Dom pushed the door open and shut it after himself. He lingered there, shifting his feet, looking a mixture of apprehensive and angry as Billy looked back at him dully.
“You left your mobile in there as well,” Dom said putting the dead phone on the coffee table, twiddling his fingers together in his fingerless gloves and looking at his shoes, speaking quietly, “Look, I was only trying to help, and I obviously fucked that right up. Orli says you could maybe get a couple hundred dollars out of it at a junkyard, at least.”
“Oh, that will do me loads of good, thanks, Dom,” Billy drawled sarcastically, “That will almost cover my heating bill for the month. I’m chuffed. Maybe now I can grow wings and fucking fly to work. Maybe I’ll buy myself a horse and carriage. No, just the carriage, horse would cost too fucking much to feed.”
Dom huffed and shuffled around in front of the door for a moment. “Well… I’ll drive to you work, then.”
Billy snorted, still sprawled on his sofa. “Why would you do that, eh? Go out of your way to take me to work every day?”
“I don’t know, Bill, because it’s a nice thing to do, maybe?” Dom flung a hand out, then strode over and sat himself. “It isn’t that far out of my way, you know, I only live in Kendall Park.”
Billy sighed, fixing his eyes on the phone. “I don’t want your charity.”
“It’s not charity,” Dom chuckled, “It’s what a mate would do for a mate, isn’t it? At least until you can sort out another car or something.”
Billy stood up, scooping up his phone and taking it to the kitchen to plug it into its charger. That’s what Dom thought, then? They were mates? What could Dom be getting out of this, these study sessions that were supposedly insisted upon by Mort, and now out-of-the-blue offers to help him? Billy could not imagine that he didn’t have an ulterior motive, and everything he knew of Dom was that it wasn’t a good one.

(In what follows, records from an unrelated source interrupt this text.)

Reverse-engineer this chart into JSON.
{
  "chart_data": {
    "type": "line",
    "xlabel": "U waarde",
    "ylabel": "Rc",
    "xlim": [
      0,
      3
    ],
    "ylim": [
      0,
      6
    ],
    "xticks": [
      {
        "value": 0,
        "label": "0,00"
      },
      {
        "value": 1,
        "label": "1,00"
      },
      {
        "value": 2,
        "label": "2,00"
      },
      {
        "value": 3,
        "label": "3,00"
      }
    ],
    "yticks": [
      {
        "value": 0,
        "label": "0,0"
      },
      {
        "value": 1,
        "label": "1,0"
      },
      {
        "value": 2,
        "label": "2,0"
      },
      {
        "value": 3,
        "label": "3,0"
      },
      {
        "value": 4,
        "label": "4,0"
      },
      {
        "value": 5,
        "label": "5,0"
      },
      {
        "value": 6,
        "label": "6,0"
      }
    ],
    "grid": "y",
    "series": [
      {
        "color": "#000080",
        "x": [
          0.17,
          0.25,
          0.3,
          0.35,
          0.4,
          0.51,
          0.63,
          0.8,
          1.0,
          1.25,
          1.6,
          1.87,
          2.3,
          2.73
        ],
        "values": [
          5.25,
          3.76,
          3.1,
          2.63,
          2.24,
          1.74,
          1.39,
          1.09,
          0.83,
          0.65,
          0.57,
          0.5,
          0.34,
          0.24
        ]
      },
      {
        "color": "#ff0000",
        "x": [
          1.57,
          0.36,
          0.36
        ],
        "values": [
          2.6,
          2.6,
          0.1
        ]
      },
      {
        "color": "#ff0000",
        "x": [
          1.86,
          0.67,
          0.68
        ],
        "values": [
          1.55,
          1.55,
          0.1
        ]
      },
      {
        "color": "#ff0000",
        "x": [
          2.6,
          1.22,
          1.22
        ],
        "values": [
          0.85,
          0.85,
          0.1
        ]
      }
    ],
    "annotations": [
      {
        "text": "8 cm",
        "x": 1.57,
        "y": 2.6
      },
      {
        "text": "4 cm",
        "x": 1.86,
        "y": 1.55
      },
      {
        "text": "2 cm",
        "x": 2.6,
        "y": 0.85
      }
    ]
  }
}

He sighed again, leaning his palms on the counter. If he was going to be honest with himself, Dom had not been quite so bad lately. He heard Dom moving, the shift of his clothing as he came toward the archway to the kitchen, and turned around to face him. “I can’t afford to give you money for gas.”

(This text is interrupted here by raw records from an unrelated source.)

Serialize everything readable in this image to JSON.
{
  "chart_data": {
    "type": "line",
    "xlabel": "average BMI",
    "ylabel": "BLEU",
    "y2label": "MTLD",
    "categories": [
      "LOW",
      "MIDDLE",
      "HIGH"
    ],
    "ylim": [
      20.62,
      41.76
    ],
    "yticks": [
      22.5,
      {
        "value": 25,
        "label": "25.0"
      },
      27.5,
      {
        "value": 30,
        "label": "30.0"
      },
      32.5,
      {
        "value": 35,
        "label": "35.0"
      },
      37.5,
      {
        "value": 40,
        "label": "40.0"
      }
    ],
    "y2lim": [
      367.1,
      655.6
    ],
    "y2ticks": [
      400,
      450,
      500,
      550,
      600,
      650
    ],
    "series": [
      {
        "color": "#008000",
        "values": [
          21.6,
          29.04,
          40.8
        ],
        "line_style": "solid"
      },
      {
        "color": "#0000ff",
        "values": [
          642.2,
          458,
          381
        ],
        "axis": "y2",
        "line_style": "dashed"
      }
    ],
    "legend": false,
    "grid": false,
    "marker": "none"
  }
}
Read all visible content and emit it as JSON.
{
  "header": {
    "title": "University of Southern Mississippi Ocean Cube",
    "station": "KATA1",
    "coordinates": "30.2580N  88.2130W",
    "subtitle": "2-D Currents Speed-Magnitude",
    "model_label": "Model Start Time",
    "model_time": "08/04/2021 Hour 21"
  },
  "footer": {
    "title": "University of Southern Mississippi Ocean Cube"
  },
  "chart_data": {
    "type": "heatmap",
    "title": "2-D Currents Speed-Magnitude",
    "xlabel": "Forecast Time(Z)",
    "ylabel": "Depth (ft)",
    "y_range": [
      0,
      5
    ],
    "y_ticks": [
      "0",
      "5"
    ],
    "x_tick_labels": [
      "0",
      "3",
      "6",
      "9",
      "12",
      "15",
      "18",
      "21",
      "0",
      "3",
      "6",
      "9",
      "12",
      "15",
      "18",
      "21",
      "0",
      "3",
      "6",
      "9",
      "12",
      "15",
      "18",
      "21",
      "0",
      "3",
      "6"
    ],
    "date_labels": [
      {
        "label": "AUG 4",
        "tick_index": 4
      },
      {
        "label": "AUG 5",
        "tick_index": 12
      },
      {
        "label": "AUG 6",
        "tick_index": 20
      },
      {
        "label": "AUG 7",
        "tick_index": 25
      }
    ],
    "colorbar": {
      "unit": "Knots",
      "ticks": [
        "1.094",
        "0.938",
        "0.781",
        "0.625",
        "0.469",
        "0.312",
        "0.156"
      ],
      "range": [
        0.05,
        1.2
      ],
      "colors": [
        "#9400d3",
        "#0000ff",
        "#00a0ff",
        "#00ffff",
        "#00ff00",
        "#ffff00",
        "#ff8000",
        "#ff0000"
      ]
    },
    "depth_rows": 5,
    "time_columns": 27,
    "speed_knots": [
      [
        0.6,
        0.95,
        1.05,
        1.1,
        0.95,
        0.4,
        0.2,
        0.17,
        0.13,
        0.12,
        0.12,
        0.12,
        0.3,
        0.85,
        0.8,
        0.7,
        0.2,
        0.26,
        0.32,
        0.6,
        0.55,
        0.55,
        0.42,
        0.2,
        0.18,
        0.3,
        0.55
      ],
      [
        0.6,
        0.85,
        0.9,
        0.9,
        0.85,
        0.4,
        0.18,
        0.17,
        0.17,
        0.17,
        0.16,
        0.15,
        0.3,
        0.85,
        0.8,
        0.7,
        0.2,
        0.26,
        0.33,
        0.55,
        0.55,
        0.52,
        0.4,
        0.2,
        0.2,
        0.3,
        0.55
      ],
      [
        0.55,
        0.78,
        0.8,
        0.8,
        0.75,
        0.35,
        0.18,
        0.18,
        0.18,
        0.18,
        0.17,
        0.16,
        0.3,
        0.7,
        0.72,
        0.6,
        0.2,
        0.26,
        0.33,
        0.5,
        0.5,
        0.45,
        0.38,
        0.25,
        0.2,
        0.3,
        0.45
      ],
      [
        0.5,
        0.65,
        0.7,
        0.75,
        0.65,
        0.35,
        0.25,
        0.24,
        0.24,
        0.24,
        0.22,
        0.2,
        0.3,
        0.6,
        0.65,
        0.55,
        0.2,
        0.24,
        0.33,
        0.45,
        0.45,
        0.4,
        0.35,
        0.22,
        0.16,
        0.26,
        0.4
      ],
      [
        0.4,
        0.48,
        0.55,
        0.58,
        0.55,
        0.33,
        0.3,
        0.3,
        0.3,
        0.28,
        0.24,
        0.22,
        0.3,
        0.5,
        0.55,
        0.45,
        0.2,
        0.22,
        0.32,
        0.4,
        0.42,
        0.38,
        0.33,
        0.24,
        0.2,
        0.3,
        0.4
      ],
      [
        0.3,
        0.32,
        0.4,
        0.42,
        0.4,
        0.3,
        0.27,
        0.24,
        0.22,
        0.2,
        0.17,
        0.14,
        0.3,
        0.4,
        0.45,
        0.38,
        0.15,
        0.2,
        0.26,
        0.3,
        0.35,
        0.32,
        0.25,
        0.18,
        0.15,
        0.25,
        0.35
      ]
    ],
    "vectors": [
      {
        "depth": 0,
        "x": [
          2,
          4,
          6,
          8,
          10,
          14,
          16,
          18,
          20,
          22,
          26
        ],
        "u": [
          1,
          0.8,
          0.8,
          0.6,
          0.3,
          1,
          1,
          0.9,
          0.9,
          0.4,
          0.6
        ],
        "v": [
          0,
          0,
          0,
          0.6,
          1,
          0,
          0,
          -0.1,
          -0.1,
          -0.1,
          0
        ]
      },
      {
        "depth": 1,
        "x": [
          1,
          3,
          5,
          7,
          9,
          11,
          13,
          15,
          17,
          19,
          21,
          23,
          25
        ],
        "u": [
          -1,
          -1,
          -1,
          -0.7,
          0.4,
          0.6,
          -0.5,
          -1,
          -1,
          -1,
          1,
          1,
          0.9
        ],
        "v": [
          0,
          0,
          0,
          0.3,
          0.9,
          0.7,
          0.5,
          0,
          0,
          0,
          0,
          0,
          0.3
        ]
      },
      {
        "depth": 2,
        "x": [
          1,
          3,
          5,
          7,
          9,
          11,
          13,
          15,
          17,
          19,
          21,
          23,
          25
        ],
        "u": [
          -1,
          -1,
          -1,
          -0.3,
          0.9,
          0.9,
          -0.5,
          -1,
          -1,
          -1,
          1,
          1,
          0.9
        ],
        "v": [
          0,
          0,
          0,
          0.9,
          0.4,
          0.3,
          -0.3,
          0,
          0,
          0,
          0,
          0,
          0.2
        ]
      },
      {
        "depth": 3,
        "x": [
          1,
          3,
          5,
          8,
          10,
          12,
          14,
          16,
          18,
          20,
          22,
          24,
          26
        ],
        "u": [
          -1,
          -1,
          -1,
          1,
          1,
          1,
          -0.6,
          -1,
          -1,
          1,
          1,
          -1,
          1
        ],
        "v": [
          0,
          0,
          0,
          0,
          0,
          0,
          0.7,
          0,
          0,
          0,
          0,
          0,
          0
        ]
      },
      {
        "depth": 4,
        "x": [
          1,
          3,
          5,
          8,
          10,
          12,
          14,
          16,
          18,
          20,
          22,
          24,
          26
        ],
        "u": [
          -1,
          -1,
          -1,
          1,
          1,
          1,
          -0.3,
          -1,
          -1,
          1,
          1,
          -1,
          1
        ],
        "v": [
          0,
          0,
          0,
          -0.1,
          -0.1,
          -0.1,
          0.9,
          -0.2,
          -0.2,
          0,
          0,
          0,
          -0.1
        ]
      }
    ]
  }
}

Dom shrugged, “It’s a Prius. Anyway, I bet your old car sucked down five times as much gas as mine does, you’ll be saving money.”

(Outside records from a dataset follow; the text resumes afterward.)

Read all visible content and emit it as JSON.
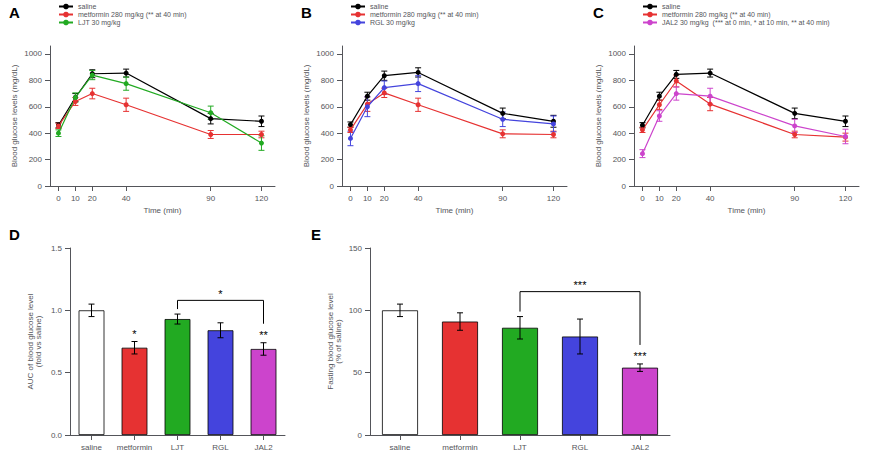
{
  "chart_data": [
    {
      "type": "line",
      "title": "A",
      "x": [
        0,
        10,
        20,
        40,
        90,
        120
      ],
      "series": [
        {
          "name": "saline",
          "color": "#000000",
          "values": [
            460,
            670,
            850,
            855,
            510,
            490
          ],
          "errors": [
            20,
            30,
            30,
            30,
            40,
            40
          ]
        },
        {
          "name": "metformin 280 mg/kg (** at 40 min)",
          "color": "#e63232",
          "values": [
            455,
            640,
            700,
            615,
            390,
            390
          ],
          "errors": [
            20,
            30,
            40,
            50,
            30,
            25
          ]
        },
        {
          "name": "LJT 30 mg/kg",
          "color": "#22aa22",
          "values": [
            400,
            670,
            840,
            775,
            555,
            325
          ],
          "errors": [
            25,
            35,
            35,
            50,
            50,
            55
          ]
        }
      ],
      "xlabel": "Time (min)",
      "ylabel": "Blood glucose levels (mg/dL)",
      "xlim": [
        -5,
        128
      ],
      "xticks": [
        0,
        10,
        20,
        40,
        90,
        120
      ],
      "ylim": [
        0,
        1060
      ],
      "yticks": [
        0,
        200,
        400,
        600,
        800,
        1000
      ],
      "marker": "circle",
      "grid": false,
      "legend": "top"
    },
    {
      "type": "line",
      "title": "B",
      "x": [
        0,
        10,
        20,
        40,
        90,
        120
      ],
      "series": [
        {
          "name": "saline",
          "color": "#000000",
          "values": [
            465,
            680,
            835,
            860,
            550,
            490
          ],
          "errors": [
            20,
            30,
            35,
            35,
            40,
            45
          ]
        },
        {
          "name": "metformin 280 mg/kg (** at 40 min)",
          "color": "#e63232",
          "values": [
            425,
            620,
            705,
            615,
            395,
            390
          ],
          "errors": [
            20,
            55,
            35,
            50,
            30,
            25
          ]
        },
        {
          "name": "RGL 30 mg/kg",
          "color": "#4444dd",
          "values": [
            360,
            600,
            745,
            775,
            505,
            470
          ],
          "errors": [
            55,
            75,
            50,
            60,
            55,
            60
          ]
        }
      ],
      "xlabel": "Time (min)",
      "ylabel": "Blood glucose levels (mg/dL)",
      "xlim": [
        -5,
        128
      ],
      "xticks": [
        0,
        10,
        20,
        40,
        90,
        120
      ],
      "ylim": [
        0,
        1060
      ],
      "yticks": [
        0,
        200,
        400,
        600,
        800,
        1000
      ],
      "marker": "circle",
      "grid": false,
      "legend": "top"
    },
    {
      "type": "line",
      "title": "C",
      "x": [
        0,
        10,
        20,
        40,
        90,
        120
      ],
      "series": [
        {
          "name": "saline",
          "color": "#000000",
          "values": [
            460,
            680,
            845,
            855,
            550,
            490
          ],
          "errors": [
            20,
            30,
            30,
            30,
            40,
            40
          ]
        },
        {
          "name": "metformin 280 mg/kg (** at 40 min)",
          "color": "#e63232",
          "values": [
            425,
            615,
            795,
            620,
            390,
            370
          ],
          "errors": [
            20,
            35,
            45,
            50,
            25,
            30
          ]
        },
        {
          "name": "JAL2 30 mg/kg  (*** at 0 min, * at 10 min, ** at 40 min)",
          "color": "#cc44cc",
          "values": [
            245,
            530,
            700,
            680,
            455,
            375
          ],
          "errors": [
            30,
            40,
            50,
            60,
            50,
            55
          ]
        }
      ],
      "xlabel": "Time (min)",
      "ylabel": "Blood glucose levels (mg/dL)",
      "xlim": [
        -5,
        128
      ],
      "xticks": [
        0,
        10,
        20,
        40,
        90,
        120
      ],
      "ylim": [
        0,
        1060
      ],
      "yticks": [
        0,
        200,
        400,
        600,
        800,
        1000
      ],
      "marker": "circle",
      "grid": false,
      "legend": "top"
    },
    {
      "type": "bar",
      "title": "D",
      "categories": [
        "saline",
        "metformin",
        "LJT",
        "RGL",
        "JAL2"
      ],
      "values": [
        1.0,
        0.7,
        0.93,
        0.84,
        0.69
      ],
      "errors": [
        0.05,
        0.05,
        0.04,
        0.06,
        0.05
      ],
      "colors": [
        "#ffffff",
        "#e63232",
        "#22aa22",
        "#4444dd",
        "#cc44cc"
      ],
      "ylabel": "AUC of blood glucose level\n(fold vs saline)",
      "ylim": [
        0,
        1.5
      ],
      "yticks": [
        {
          "value": 0,
          "label": "0.0"
        },
        0.5,
        {
          "value": 1,
          "label": "1.0"
        },
        1.5
      ],
      "grid": false,
      "annotations": [
        {
          "text": "*",
          "category": "metformin"
        },
        {
          "text": "**",
          "category": "JAL2"
        },
        {
          "text": "*",
          "from": "LJT",
          "to": "JAL2",
          "y": 1.08
        }
      ]
    },
    {
      "type": "bar",
      "title": "E",
      "categories": [
        "saline",
        "metformin",
        "LJT",
        "RGL",
        "JAL2"
      ],
      "values": [
        100,
        91,
        86,
        79,
        54
      ],
      "errors": [
        5,
        7,
        9,
        14,
        3
      ],
      "colors": [
        "#ffffff",
        "#e63232",
        "#22aa22",
        "#4444dd",
        "#cc44cc"
      ],
      "ylabel": "Fasting blood glucose level\n(% of saline)",
      "ylim": [
        0,
        150
      ],
      "yticks": [
        0,
        50,
        100,
        150
      ],
      "grid": false,
      "annotations": [
        {
          "text": "***",
          "category": "JAL2"
        },
        {
          "text": "***",
          "from": "LJT",
          "to": "JAL2",
          "y": 115
        }
      ]
    }
  ]
}
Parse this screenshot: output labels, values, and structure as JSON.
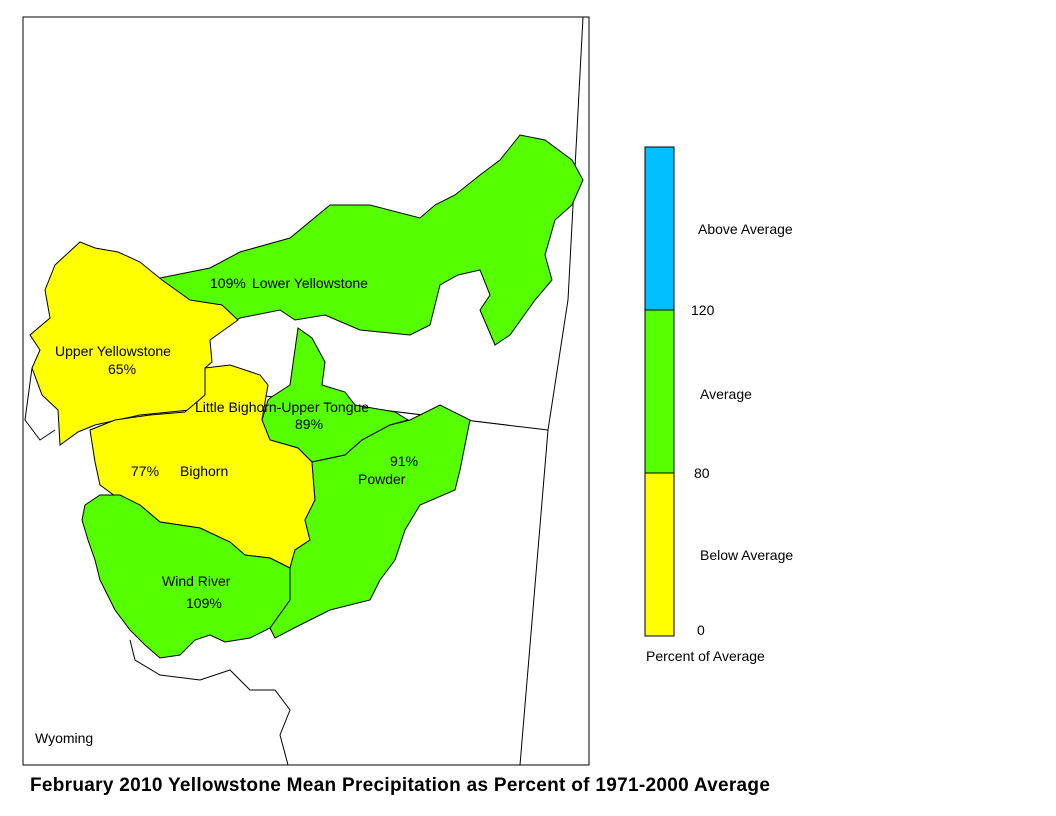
{
  "title": "February 2010 Yellowstone Mean Precipitation as Percent of 1971-2000 Average",
  "state_label": "Wyoming",
  "colors": {
    "above": "#00c0ff",
    "average": "#55ff00",
    "below": "#ffff00",
    "border": "#000000"
  },
  "regions": [
    {
      "id": "lower-yellowstone",
      "name": "Lower Yellowstone",
      "value_text": "109%",
      "percent": 109
    },
    {
      "id": "upper-yellowstone",
      "name": "Upper Yellowstone",
      "value_text": "65%",
      "percent": 65
    },
    {
      "id": "little-bighorn-upper-tongue",
      "name": "Little Bighorn-Upper Tongue",
      "value_text": "89%",
      "percent": 89
    },
    {
      "id": "bighorn",
      "name": "Bighorn",
      "value_text": "77%",
      "percent": 77
    },
    {
      "id": "powder",
      "name": "Powder",
      "value_text": "91%",
      "percent": 91
    },
    {
      "id": "wind-river",
      "name": "Wind River",
      "value_text": "109%",
      "percent": 109
    }
  ],
  "legend": {
    "caption": "Percent of Average",
    "classes": [
      {
        "label": "Above Average",
        "range": "120+"
      },
      {
        "label": "Average",
        "range": "80-120"
      },
      {
        "label": "Below Average",
        "range": "0-80"
      }
    ],
    "ticks": [
      "120",
      "80",
      "0"
    ]
  }
}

Billy sighed, crossing his arms over his chest and shaking his head. “I don’t know, Dom. I can just take the subway. And I’m sure you have other things you could be doing.”
“You’ll lose study time if you take the subway,” Dom countered. “And I don’t have a lot to do anymore, really, with graduation soon. They’ve elected underclassmen to take over duties in the frat and the GSA. I don’t really even have to show up anymore.”
“So how can I count on you to show up for this? On time, every day?”
Dom blinked, “What, because I don’t get to class and to study on time? You really think I’m that unaccountable?”
Billy chewed his lip. Dom wasn’t letting him win, as usual. “Alright,” he relented, shaking his head.
Dom grinned, clearly happy to have won yet another argument, “Seven o’clock, then? Every evening?”
“No, I need to be there at seven. Except today, Saturdays. But I’ll need you to be here by a quarter past six, yeah?” Billy insisted, “I don’t like being late.”
“Of course,” Dom nodded, backing to the door again, pointing awkwardly to it. “The guys are waiting on me. I’ll just… leave you to your weekend, then.”
When Dom saw himself out, Billy expelled a breath, trying to push down the nerves that had come up with Dom here, alone in his house, sat beside him on that sofa again. He went to his bedroom to get dressed properly for his job at the framers, if he was going to make it there on time by foot. He didn’t quite want Dom to be doing him such a favor as to be chauffering him to both of his jobs, and this one at least was only a few blocks away.
Still he couldn’t help but wonder what Dom was getting out of this. And fear what the ultimate price might be.